My regression problem is given two lists of word vectors (300d each), and determines the similarity between the two lists on a continuous scale from [0, 5]. My supervised model is Deepmind's Differential Neural Computer (DNC). The problem is I do not believe it is learning anything. this is due to the fact that the all of the output from the model is centered around 0 and even negative. I do not know how it could possibly be negative given no negative labels provided. I only call sess.run(loss) for the single batch, I do not create a python loop to iterate through it.
So, what is the most efficient way to iterate the training of a model and how do people go about it? Do they really use python loops to do multiple calls to sess.run(loss) (this was done in the training file example for DNC, and I have seen it in other examples as well). I am certain I get the final loss from the below process, but I am uncertain if the model has actually been trained entirely just because the loss was processed in one go. I also do not understand the point of update_ops returned by some functions, and am uncertain if they are necessary to ensure the model has been trained.
Example of what I mean by processing a batch's loss once:
# assume the model has been defined prior through batch_output_logits
train_loss = tf.losses.mean_squared_error(labels=target,
predictions=batch_output_logits)
with tf.Session() as sess:
sess.run(init_op) # pseudo code, unnecessary for question
coord = tf.train.Coordinator()
threads = tf.train.start_queue_runners(coord=coord)
# is this the entire batch's loss && model has been trained for that batch?
loss_np = sess.run(train_step, train_loss)
coord.request_stop()
coord.join(threads)
Any input on why I am receiving negative values when the labels are in the range [0, 5] is welcomed as well(general abstract answers for this are fine, because its not the main focus). I am thinking of attempting to create a piece-wise function, if possible, for my loss, so that for any values out of bounds face a rapidly growing exponential loss function. Uncertain how to implement, or if it would even work.
Code is currently private. Once allowed, I will make the repo public.
To run DNC model, go to the project/
directory and run python -m src.main
. If there are errors you encounter feel free to let me know.
This model depends upon Tensorflow r1.2, most recent Sonnet, and NLTK's punkt for Tokenizing sentences in sts_handler.py and tests/*.
Upvotes: 0
Views: 472
Reputation: 759
In a regression model, the network calculates the model output based on the randomly initialized values for your model parameters. That's why you're seeing negative values here; you haven't trained your model enough for it to learn that your values are only between 0 and 5.
Unless I'm missing something, you are only calculating the loss, but you aren't actually training the model. You should probably be calling sess.run(optimizer)
on an optimizer, not on your loss function.
You probably need to train your model for multiple epochs (training your model for one epoch = training your model once on the entire dataset).

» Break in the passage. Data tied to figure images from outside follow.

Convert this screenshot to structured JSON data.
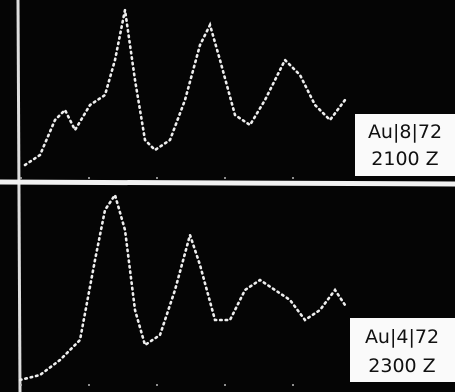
{
  "panels": [
    {
      "sample": "Au|8|72",
      "frequency": "2100 Z"
    },
    {
      "sample": "Au|4|72",
      "frequency": "2300 Z"
    }
  ]
}
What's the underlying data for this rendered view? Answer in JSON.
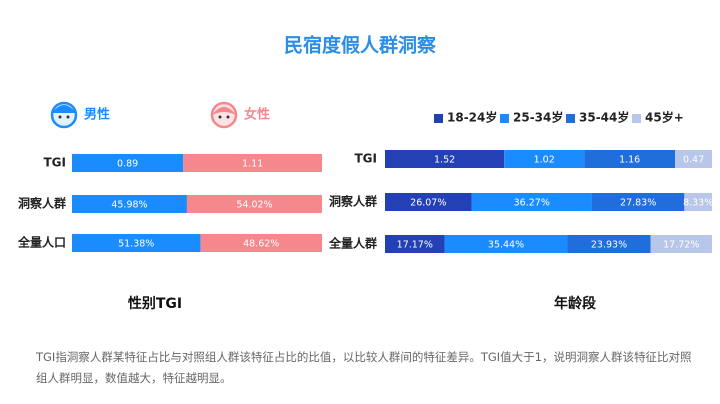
{
  "title": "民宿度假人群洞察",
  "note": "TGI指洞察人群某特征占比与对照组人群该特征占比的比值，以比较人群间的特征差异。TGI值大于1，说明洞察人群该特征比对照组人群明显，数值越大，特征越明显。",
  "chart_data": [
    {
      "type": "bar",
      "stacking": "percent",
      "orientation": "horizontal",
      "title": "性别TGI",
      "categories": [
        "TGI",
        "洞察人群",
        "全量人口"
      ],
      "series": [
        {
          "name": "男性",
          "color": "#1a8cff",
          "values": [
            0.89,
            45.98,
            51.38
          ],
          "value_labels": [
            "0.89",
            "45.98%",
            "51.38%"
          ]
        },
        {
          "name": "女性",
          "color": "#f4888c",
          "values": [
            1.11,
            54.02,
            48.62
          ],
          "value_labels": [
            "1.11",
            "54.02%",
            "48.62%"
          ]
        }
      ]
    },
    {
      "type": "bar",
      "stacking": "percent",
      "orientation": "horizontal",
      "title": "年龄段",
      "categories": [
        "TGI",
        "洞察人群",
        "全量人群"
      ],
      "series": [
        {
          "name": "18-24岁",
          "color": "#2341b5",
          "values": [
            1.52,
            26.07,
            17.17
          ],
          "value_labels": [
            "1.52",
            "26.07%",
            "17.17%"
          ]
        },
        {
          "name": "25-34岁",
          "color": "#1a8cff",
          "values": [
            1.02,
            36.27,
            35.44
          ],
          "value_labels": [
            "1.02",
            "36.27%",
            "35.44%"
          ]
        },
        {
          "name": "35-44岁",
          "color": "#1f6edb",
          "values": [
            1.16,
            27.83,
            23.93
          ],
          "value_labels": [
            "1.16",
            "27.83%",
            "23.93%"
          ]
        },
        {
          "name": "45岁+",
          "color": "#b8c6ea",
          "values": [
            0.47,
            8.33,
            17.72
          ],
          "value_labels": [
            "0.47",
            "8.33%",
            "17.72%"
          ]
        }
      ]
    }
  ]
}
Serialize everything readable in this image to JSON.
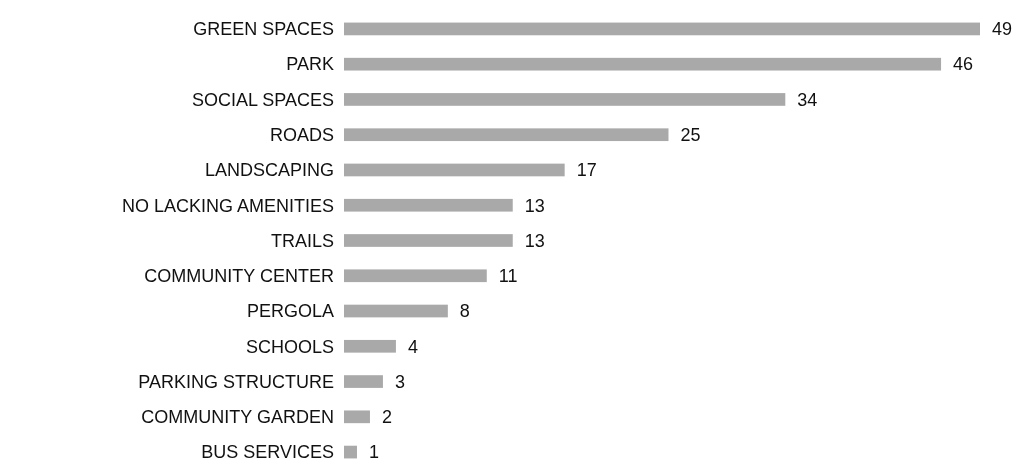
{
  "chart_data": {
    "type": "bar",
    "orientation": "horizontal",
    "categories": [
      "GREEN SPACES",
      "PARK",
      "SOCIAL SPACES",
      "ROADS",
      "LANDSCAPING",
      "NO LACKING AMENITIES",
      "TRAILS",
      "COMMUNITY CENTER",
      "PERGOLA",
      "SCHOOLS",
      "PARKING STRUCTURE",
      "COMMUNITY GARDEN",
      "BUS SERVICES"
    ],
    "values": [
      49,
      46,
      34,
      25,
      17,
      13,
      13,
      11,
      8,
      4,
      3,
      2,
      1
    ],
    "color": "#a9a9a9",
    "data_labels": true
  }
}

Batches are used because it is more computationally efficient to train your model on a batch than it is to train it on a single example. However, your data seems to be small enough that you won't have that problem. As such, I would recommend reducing your batch size to as low as possible. As a general rule, you get better training from a smaller batch size, at the cost of added computation.
If you post all of your code, I can take a look.
Upvotes: 1